Checkliste: Digitaler Nachlass für Hinterbliebene
Falls Sie aktuell den digitalen Nachlass einer verstorbenen Person regeln müssen, hilft diese Checkliste:
- Erbnachweis sichern: Erbbescheinigung beim zuständigen Gericht oder Notar beantragen.
- Geräte sichern: Computer, Smartphone und Tablets sicher aufbewahren — sie können Zugangsdaten enthalten.
- Passwort-Manager prüfen: Hat die verstorbene Person einen Passwort-Manager genutzt? Kennt jemand das Master-Passwort?
- Wichtige Konten kontaktieren: Bank, E-Mail-Anbieter, Versicherungen — mit Sterbeurkunde und Erbnachweis.
- Abonnements kündigen: Streaming, Software, Mobilfunk — damit keine unnötigen Kosten weiterlaufen.
- Datenbroker-Einträge löschen lassen: Mit einer kostenlosen Analyse finden Sie heraus, wo Daten noch gespeichert sind.
- Social-Media-Konten verwalten: Gedenkzustand beantragen oder Löschung veranlassen.
Fazit: Vorsorge entlastet Ihre Liebsten
Der digitale Nachlass ist ein Thema, das in der Schweiz noch wenig Beachtung findet — obwohl fast jeder Mensch ein umfangreiches digitales Leben führt. Mit wenigen Schritten können Sie heute dafür sorgen, dass Ihre Hinterbliebenen nicht vor einem unlösbaren Puzzle stehen.
Und wenn Sie bereits den digitalen Nachlass eines Angehörigen regeln: Sie müssen das nicht allein bewältigen. Starten Sie eine kostenlose Analyse, um die Datenexposition zu ermitteln, oder registrieren Sie sich, um den gesamten Löschprozess an uns zu delegieren.
Dieser Artikel dient der allgemeinen Information und stellt keine Rechtsberatung dar. Für individuelle erbrechtliche Fragen wenden Sie sich an eine Fachperson.
Häufige Fragen
- Was passiert mit meinen Online-Konten, wenn ich sterbe?
- In der Schweiz gehen digitale Vermögenswerte grundsätzlich auf die Erben über (ZGB Art. 560). Allerdings regeln die AGB der einzelnen Plattformen den Zugang unterschiedlich. Ohne Passwörter oder vorbereitete Kontaktpersonen ist der Zugriff für Hinterbliebene oft sehr aufwendig.
- Gilt das Datenschutzgesetz (nDSG) auch nach dem Tod?
- Nein. Mit dem Tod erlischt die Persönlichkeit (ZGB Art. 31 Abs. 1), und damit auch der Schutz des nDSG, das nur lebende Personen betrifft. Erben können aber gestützt auf ihr Erbrecht und vertragliche Ansprüche die Löschung von Daten verlangen.

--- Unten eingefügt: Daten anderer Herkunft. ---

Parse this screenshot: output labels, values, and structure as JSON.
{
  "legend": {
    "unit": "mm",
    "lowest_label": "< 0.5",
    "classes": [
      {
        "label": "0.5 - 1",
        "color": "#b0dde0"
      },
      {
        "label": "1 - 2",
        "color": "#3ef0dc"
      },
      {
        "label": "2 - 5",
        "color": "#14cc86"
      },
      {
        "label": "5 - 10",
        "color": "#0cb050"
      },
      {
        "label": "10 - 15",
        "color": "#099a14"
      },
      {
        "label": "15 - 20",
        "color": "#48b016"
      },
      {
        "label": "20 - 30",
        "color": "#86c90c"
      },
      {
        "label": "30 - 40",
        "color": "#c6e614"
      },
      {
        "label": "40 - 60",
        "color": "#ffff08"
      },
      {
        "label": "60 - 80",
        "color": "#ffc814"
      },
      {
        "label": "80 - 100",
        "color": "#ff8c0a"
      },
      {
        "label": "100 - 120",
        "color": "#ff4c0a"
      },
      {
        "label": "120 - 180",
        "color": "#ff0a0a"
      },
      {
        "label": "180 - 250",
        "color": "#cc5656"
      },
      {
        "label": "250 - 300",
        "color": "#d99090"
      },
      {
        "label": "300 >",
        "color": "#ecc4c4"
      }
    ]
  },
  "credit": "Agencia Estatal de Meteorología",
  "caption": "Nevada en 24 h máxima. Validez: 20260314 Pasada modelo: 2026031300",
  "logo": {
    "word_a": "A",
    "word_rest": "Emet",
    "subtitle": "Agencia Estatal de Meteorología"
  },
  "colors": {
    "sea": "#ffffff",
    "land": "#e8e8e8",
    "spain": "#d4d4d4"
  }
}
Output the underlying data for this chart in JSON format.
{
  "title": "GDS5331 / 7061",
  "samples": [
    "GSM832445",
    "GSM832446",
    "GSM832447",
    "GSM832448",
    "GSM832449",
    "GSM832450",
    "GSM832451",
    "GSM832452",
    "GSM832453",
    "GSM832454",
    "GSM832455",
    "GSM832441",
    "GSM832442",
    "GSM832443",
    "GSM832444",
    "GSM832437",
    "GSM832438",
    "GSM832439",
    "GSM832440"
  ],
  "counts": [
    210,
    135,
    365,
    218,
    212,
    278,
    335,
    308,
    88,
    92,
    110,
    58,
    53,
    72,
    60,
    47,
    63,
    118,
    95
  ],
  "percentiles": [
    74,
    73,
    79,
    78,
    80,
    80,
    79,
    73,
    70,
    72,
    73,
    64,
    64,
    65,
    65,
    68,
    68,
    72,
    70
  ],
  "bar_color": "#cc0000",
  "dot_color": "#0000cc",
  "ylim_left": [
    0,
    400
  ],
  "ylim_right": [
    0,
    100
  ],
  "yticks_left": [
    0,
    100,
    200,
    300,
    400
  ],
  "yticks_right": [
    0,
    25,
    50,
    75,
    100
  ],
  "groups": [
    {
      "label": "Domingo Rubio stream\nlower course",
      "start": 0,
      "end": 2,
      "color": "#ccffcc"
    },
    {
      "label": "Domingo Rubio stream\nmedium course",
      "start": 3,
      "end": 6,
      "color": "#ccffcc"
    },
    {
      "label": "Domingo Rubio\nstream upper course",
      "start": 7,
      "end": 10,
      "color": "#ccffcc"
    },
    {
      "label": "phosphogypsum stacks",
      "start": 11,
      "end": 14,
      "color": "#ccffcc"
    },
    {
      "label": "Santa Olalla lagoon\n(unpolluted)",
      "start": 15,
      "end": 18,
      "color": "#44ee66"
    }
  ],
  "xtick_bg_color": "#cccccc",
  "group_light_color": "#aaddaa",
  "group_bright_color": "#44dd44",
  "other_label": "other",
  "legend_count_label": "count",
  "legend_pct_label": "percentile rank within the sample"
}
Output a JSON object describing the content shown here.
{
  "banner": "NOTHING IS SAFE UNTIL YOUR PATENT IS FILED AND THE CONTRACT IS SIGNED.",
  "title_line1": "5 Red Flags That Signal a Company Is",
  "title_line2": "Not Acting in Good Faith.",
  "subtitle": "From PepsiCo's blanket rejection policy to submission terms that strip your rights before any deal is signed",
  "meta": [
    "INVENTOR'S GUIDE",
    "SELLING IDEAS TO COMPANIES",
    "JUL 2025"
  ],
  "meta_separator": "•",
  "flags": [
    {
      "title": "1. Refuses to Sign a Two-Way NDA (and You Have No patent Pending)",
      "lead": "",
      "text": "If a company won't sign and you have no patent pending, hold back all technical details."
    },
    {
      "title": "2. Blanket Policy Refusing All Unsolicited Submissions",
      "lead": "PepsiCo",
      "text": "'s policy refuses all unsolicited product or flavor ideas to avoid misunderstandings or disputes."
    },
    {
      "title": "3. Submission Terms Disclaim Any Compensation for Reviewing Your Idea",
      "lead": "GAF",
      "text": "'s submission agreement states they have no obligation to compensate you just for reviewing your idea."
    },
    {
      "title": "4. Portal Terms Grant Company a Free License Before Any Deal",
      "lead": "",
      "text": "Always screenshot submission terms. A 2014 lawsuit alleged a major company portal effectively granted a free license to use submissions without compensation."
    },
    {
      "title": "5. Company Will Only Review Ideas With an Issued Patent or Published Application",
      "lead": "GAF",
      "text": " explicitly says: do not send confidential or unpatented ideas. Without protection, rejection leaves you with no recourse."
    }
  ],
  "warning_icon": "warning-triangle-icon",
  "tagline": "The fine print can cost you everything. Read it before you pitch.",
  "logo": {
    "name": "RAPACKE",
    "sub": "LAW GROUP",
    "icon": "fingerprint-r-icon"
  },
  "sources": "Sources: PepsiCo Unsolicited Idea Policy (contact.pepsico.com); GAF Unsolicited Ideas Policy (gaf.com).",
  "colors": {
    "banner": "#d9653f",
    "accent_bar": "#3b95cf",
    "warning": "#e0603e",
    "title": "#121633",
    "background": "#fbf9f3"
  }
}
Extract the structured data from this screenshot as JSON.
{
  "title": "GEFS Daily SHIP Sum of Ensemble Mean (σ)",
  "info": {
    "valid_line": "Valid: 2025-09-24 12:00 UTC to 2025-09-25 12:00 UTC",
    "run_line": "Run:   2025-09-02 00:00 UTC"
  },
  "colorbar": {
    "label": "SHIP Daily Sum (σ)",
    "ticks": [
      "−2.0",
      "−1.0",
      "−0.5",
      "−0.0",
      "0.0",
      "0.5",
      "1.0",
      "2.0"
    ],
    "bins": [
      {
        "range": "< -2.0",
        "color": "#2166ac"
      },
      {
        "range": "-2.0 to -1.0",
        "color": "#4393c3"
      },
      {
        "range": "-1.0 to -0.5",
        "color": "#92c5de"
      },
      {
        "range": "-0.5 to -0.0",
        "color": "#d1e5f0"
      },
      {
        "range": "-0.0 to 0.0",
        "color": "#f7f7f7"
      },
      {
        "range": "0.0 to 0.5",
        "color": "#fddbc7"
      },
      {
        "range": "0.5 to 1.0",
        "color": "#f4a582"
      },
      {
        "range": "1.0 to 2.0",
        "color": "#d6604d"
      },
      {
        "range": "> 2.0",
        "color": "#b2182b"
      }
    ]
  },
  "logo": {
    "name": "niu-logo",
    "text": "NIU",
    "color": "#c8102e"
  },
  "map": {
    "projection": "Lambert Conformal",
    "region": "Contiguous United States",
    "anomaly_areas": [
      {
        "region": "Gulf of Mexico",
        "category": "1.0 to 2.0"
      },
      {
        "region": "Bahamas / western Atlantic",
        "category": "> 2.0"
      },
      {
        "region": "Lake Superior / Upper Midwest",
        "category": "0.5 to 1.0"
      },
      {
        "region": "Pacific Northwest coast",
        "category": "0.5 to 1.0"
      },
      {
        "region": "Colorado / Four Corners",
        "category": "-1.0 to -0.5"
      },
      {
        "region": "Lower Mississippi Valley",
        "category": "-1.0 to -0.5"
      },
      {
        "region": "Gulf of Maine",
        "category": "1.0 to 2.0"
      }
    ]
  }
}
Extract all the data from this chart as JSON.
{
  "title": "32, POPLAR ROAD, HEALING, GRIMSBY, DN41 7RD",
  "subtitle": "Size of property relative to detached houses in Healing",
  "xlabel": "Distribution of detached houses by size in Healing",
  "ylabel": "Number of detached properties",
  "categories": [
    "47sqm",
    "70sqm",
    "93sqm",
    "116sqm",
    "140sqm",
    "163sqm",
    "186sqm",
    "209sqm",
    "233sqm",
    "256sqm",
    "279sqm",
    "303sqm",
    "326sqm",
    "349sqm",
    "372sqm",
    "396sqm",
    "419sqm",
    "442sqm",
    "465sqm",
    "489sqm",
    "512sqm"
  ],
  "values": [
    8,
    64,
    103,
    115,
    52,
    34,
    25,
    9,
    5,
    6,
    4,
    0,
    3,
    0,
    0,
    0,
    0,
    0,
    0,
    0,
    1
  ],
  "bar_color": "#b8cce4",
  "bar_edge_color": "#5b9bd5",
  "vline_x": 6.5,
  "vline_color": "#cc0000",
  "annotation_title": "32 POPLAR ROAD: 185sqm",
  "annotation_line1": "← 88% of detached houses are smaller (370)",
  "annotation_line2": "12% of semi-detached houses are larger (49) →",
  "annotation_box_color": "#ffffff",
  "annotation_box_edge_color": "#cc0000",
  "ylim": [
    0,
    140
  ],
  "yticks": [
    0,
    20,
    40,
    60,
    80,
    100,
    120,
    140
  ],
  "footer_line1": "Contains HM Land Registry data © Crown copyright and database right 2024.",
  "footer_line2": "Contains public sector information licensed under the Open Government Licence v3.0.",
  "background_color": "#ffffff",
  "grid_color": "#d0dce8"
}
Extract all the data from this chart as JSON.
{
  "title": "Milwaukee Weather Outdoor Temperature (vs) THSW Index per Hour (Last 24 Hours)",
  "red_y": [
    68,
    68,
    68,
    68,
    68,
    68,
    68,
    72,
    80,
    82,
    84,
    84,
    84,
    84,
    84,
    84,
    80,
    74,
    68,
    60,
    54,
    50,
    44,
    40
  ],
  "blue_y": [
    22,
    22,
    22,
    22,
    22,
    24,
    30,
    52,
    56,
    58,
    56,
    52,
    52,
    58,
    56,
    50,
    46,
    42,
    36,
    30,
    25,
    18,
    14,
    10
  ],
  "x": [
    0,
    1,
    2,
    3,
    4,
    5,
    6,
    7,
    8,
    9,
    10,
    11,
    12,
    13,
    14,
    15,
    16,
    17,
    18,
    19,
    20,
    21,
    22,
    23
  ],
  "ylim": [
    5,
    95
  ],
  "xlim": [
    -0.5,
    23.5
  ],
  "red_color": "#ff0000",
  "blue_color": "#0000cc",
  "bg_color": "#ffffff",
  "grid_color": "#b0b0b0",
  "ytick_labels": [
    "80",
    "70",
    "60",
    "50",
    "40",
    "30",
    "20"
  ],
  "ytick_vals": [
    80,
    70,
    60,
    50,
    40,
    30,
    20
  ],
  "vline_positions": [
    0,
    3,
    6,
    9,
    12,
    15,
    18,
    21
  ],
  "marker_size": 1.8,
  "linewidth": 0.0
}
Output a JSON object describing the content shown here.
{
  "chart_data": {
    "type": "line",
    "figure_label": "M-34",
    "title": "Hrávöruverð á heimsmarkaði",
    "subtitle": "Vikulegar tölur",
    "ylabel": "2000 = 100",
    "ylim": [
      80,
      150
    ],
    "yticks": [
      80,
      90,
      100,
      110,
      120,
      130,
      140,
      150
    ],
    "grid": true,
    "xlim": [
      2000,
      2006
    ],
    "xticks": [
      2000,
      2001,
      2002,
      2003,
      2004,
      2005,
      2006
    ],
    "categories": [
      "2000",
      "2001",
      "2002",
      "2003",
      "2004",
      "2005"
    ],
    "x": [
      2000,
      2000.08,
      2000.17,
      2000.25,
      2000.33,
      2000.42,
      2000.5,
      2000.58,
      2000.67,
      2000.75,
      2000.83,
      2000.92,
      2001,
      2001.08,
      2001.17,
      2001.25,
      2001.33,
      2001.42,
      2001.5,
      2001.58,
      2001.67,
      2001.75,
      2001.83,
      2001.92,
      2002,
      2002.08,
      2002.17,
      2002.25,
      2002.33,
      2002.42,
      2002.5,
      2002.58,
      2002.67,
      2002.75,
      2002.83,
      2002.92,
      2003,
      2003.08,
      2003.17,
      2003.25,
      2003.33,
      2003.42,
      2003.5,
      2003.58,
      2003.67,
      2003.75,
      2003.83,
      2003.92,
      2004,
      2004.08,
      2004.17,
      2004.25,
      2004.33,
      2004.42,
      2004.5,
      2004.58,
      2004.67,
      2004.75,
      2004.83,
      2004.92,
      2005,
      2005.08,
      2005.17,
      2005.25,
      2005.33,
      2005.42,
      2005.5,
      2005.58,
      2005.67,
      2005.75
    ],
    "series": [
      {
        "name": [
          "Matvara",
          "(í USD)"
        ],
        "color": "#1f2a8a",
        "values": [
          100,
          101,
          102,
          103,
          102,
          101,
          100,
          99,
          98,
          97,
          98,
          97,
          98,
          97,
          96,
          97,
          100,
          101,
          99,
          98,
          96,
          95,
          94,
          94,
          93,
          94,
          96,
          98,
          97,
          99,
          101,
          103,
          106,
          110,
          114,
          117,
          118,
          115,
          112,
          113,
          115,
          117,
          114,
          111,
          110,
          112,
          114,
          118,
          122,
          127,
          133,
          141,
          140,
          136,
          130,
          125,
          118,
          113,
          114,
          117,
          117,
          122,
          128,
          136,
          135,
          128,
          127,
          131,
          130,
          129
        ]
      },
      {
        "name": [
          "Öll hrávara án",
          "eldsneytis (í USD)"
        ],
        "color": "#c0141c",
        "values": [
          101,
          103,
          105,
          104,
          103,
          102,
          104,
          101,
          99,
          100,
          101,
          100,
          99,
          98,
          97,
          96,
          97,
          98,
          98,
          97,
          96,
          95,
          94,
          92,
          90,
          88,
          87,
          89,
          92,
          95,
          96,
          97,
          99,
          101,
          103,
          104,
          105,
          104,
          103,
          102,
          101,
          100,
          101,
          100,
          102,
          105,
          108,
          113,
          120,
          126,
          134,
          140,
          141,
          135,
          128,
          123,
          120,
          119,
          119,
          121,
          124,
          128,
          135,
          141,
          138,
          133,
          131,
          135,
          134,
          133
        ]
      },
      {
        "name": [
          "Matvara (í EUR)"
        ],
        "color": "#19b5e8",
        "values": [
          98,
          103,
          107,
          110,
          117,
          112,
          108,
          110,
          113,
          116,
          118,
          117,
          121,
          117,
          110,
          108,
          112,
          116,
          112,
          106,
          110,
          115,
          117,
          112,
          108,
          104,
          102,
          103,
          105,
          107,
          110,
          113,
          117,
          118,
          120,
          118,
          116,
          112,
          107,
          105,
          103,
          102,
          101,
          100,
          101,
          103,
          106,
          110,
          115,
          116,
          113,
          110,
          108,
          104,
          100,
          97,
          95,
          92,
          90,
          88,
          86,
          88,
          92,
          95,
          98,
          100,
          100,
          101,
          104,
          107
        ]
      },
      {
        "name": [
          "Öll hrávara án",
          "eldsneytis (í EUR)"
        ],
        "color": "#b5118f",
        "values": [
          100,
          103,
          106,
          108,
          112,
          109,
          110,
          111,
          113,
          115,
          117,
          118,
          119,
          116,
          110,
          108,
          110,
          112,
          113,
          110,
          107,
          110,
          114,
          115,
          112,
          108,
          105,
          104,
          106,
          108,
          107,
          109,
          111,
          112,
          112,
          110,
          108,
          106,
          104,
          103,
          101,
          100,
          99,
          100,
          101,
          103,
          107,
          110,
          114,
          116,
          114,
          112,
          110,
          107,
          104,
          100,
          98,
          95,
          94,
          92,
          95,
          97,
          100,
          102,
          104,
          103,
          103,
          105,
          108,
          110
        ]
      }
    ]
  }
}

- Wie kann ich meinen digitalen Nachlass regeln?
- Nutzen Sie einen Passwort-Manager, hinterlegen Sie eine digitale Vollmacht oder ein digitales Testament und aktivieren Sie Funktionen wie den Google Kontoinaktivität-Manager oder den Apple-Nachlasskontakt. So stellen Sie sicher, dass Ihre Vertrauenspersonen im Ernstfall handlungsfähig sind.
- Können Hinterbliebene Datenbroker-Einträge einer verstorbenen Person löschen lassen?
- Ja. Erben können als Rechtsnachfolger die Löschung personenbezogener Daten bei Datenbrokern verlangen. datascan.ch unterstützt Hinterbliebene dabei, zunächst die Datenexposition der verstorbenen Person zu ermitteln und dann gezielte Löschanfragen zu stellen.
Allgemeine Information, keine individuelle Rechtsberatung.